A co-writer on each of 15 tracks, the bottles-up salute of “Boys Back Home (feat. Dylan Scott)” got the party started, showcasing Marlowe’s skill with a feel-good anthem full of twang-rocking pride. But it was “Mid-Twenties Crisis” that completed the set. A bare-bones confession of anxiety, the confessional ballad captures that awkward position between childhood dreams and the reality of becoming an adult, judging where you are against where you thought you’d be by now.
“I just turned 27 and with music, you have really high highs and really low lows, and I was kind of experiencing one of those lows,” Marlowe explains. “I was driving myself in a spiral and comparing myself to everybody on TikTok and Instagram, and I know that’s not a great mindset to live in, but that’s where I was.”
At this point the whole album was already finished, Marlowe says. But after writing the song solo over three days (and apologizing profusely), he told his team “Mid-Twenties Crisis” was not just going on the album, it was the central theme. They were shocked at first, but after hearing the somber, stripped-down track with just an electric guitar and Marlowe’s bright vocal at a wise-beyond-its-years croon, they agreed. “It’s real, it’s my life,” he says. “It’s the most honest song I’ve ever written.”

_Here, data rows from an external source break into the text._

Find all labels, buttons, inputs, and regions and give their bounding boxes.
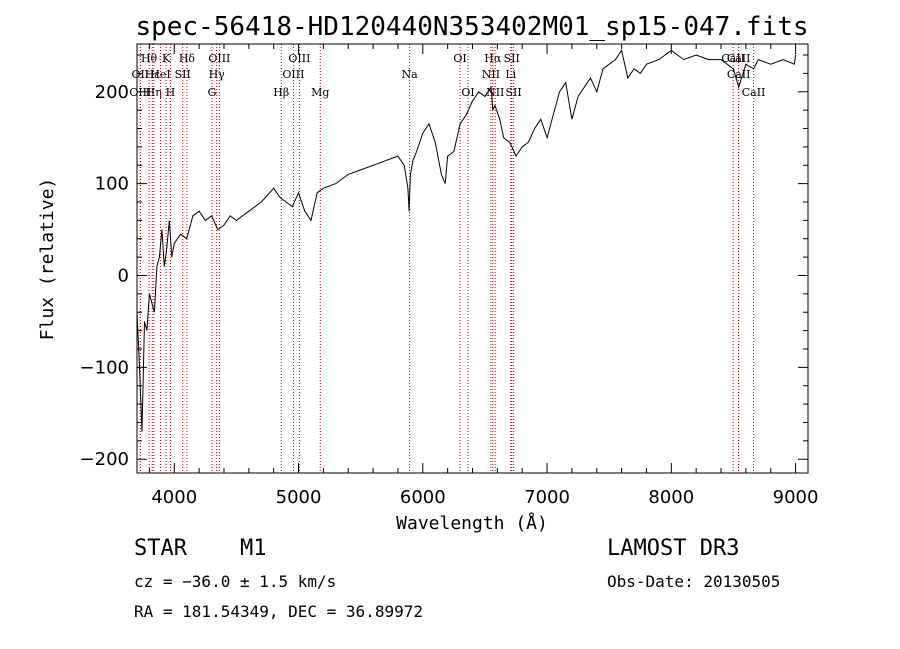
spectrum-line [136, 49, 797, 432]
object-class: M1 [240, 536, 267, 561]
y-tick-label: −100 [80, 357, 129, 378]
line-marker-label: SII [506, 86, 522, 99]
y-tick-label: 200 [95, 82, 129, 103]
line-marker-label: Hγ [209, 68, 226, 81]
line-marker-label: Na [402, 68, 419, 81]
plot-frame [136, 43, 809, 474]
line-marker-label: Hε [145, 68, 161, 81]
line-marker-label: OI [461, 86, 474, 99]
coordinates-text: RA = 181.54349, DEC = 36.89972 [134, 602, 423, 621]
line-marker-label: CaII [721, 52, 745, 65]
y-tick-label: −200 [80, 449, 129, 470]
line-marker-label: SII [504, 52, 520, 65]
line-marker-label: Hβ [273, 86, 289, 99]
line-marker-label: HeI [150, 68, 170, 81]
line-marker-label: NII [482, 68, 500, 81]
x-tick-label: 8000 [648, 487, 694, 508]
line-marker-label: Mg [311, 86, 329, 99]
line-marker-label: Li [505, 68, 516, 81]
x-tick-label: 7000 [524, 487, 570, 508]
axes: 4000 5000 6000 7000 8000 9000 −200 −100 0 100 200 [80, 44, 819, 508]
line-marker-label: K [162, 52, 171, 65]
chart-title: spec-56418-HD120440N353402M01_sp15-047.f… [135, 12, 808, 42]
line-marker-label: CaII [727, 52, 751, 65]
line-marker-label: Hη [146, 86, 162, 99]
line-marker-label: NII [486, 86, 504, 99]
line-marker-label: OI [453, 52, 466, 65]
line-marker-label: OIII [208, 52, 230, 65]
line-marker-label: OIII [288, 52, 310, 65]
x-axis-label: Wavelength (Å) [396, 512, 548, 534]
line-marker-label: Hδ [179, 52, 196, 65]
observation-date: Obs-Date: 20130505 [607, 572, 781, 591]
x-tick-label: 9000 [773, 487, 819, 508]
x-tick-label: 4000 [151, 487, 197, 508]
line-marker-label: Hα [484, 52, 502, 65]
survey-name: LAMOST DR3 [607, 536, 740, 561]
line-marker-label: G [208, 86, 217, 99]
line-marker-label: CaII [742, 86, 766, 99]
line-marker-label: OIII [129, 86, 151, 99]
line-marker-label: CaII [727, 68, 751, 81]
object-type: STAR [134, 536, 187, 561]
line-marker-label: OIII [282, 68, 304, 81]
y-axis-label: Flux (relative) [37, 178, 58, 341]
y-tick-label: 100 [95, 174, 129, 195]
line-marker-label: H [166, 86, 176, 99]
redshift-text: cz = −36.0 ± 1.5 km/s [134, 572, 337, 591]
line-marker-label: SII [175, 68, 191, 81]
line-marker-label: Hθ [141, 52, 158, 65]
x-tick-label: 5000 [276, 487, 322, 508]
x-tick-label: 6000 [400, 487, 446, 508]
y-tick-label: 0 [118, 265, 129, 286]
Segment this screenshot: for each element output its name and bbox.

It also helped put everything else in context. Tracks like the steady “Stick to My Guns” (feat. Riley Green) deliver a message of iron-clad conviction that helps reinforce his against-the-grain approach – written after his song “Empty Shotgun” came under fire, even though it wasn’t about a firearm.
Elsewhere, tracks like the lighthearted “Deer On the Wall” buzz with punk rock mischief, and while “Shop Radio” dials up an authentic scene of rural romance – a cluttered-yet-cozy date night in a setting so ubiquitous to country life, no one has thought to sing of it before – tunes like “Hungover In a Deer Stand” fuse hard-charging heartbreak to a 12-point headache of outdoorsy fun.
Others like “Bat Out of Hell (With a Boat on the Back)” rig an easy vocal flow to a sharp, never-been-tried hook – a melodic mid-tempo that cuts across the creative current. And while deep gratitude forms the foundation of “The Fence” – praising true love as the only thing between a tumbleweed and a lonely life in the wind – “Devil On My Shoulder” finds Marlowe debating what comes next, when the bad ideas run out.
All throughout, the fresh-faced star reminds fans that the truth is sometimes complicated, and country authenticity doesn’t have to be boring. In fact, doing the expected may just be overrated.
“I used to look at a song and go, ‘I don’t know if this is country enough’ … but I started taking those guidelines and throwing ‘em out the window,” Marlowe says. “I would be miserable if it worked out and I was singing things I didn’t care to sing about. And at the same time, I’d be miserable if it didn’t work out because I didn’t try to write what I wanted. I get excited every time I have a weird idea now.”